What I can tell you though is that I am glad we have had the test done, because before the test was done, the embryologist said that the one healthy embryo had not particularly stood out from the others. And so what would the chances have been that the embryologists would have picked the right one to put back in Even though success is not guaranteed now, I feel we have done everything this time to make it work. 
If we do fail again this time and decide to stop trying with IVF, I think that the decision is based on bit more information and hopefully it will be easier to accept. Lets face it, 1 healthy embryo from 16 collected eggs that is not a great chance...

But right now I am cheering on my little beanie and hope that he or she is the one !!!   

If you want anymore information, more than happy to share what I know.

/links


----------



## ♥JJ1♥ (Feb 11, 2006)

Wishing you lots of luck for your beanie xx


----------



## ♥MillyMax♥ (Nov 21, 2005)

Wishing you lots of luck.  

We have recently had an apt with George @ Care regarding Array CGH and immune therapy and will be looking to start a cycle there in a few months.

Good luck to all.

Jx


----------



## Damelottie (Jul 26, 2005)

Hello Jennie   

Good luck with the appts  xxxx


----------



## Baby Blue (Feb 20, 2010)

Dear MyrnaH, firstly I do wish you the very best of luck during the 2WW   and thanks for sharing all of this with me.

I went to see the embroyologist at the Lister who explained the CGH process in more detail.

In a nutshell this is what I was told about the process (if I recall correctly):

Days 0 to 3 are the same as in normal IVF.  On day 3 they retrieve the embryos.  If there are less than 3 (which is more likely in older women like me) they just fertilise them and put them all back.
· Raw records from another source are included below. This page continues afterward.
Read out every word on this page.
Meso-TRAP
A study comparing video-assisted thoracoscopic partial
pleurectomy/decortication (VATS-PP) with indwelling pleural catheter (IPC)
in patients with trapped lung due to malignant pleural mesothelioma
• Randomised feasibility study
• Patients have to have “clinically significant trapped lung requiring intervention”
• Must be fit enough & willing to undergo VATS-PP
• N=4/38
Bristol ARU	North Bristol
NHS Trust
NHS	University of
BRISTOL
If they find more embryos they do a blastocyst on day 5, freeze the embryos and then send off the embryos to a clinic for genetic testing.  Two weeks later the frozen embryos are returned to the Lister and the best quality frozen embryos with the correct genetic makeup are reimplanted in the womb.  The embryos have a 95% chance of surviving the freezing process.  At the Lister you don't have to make the decision to proceed to CHG until you get to day 3 of your IVF cycle so if you do plan to go for CGH but find you havn't produced enough eggs to continue you don't pay for it.

I have been advised that because of my age CGH is unlikely to help me because I am unlikely to produce enough eggs and definitely not as many as you have.

However, like you, I would definitely pay extra for this if I were in your shoes, and whatever the outcome of your current treatment I'm sure you made the right decision and that you gave yourself the very best chance  .

Wishing you the very best of luck, Baby Blue


----------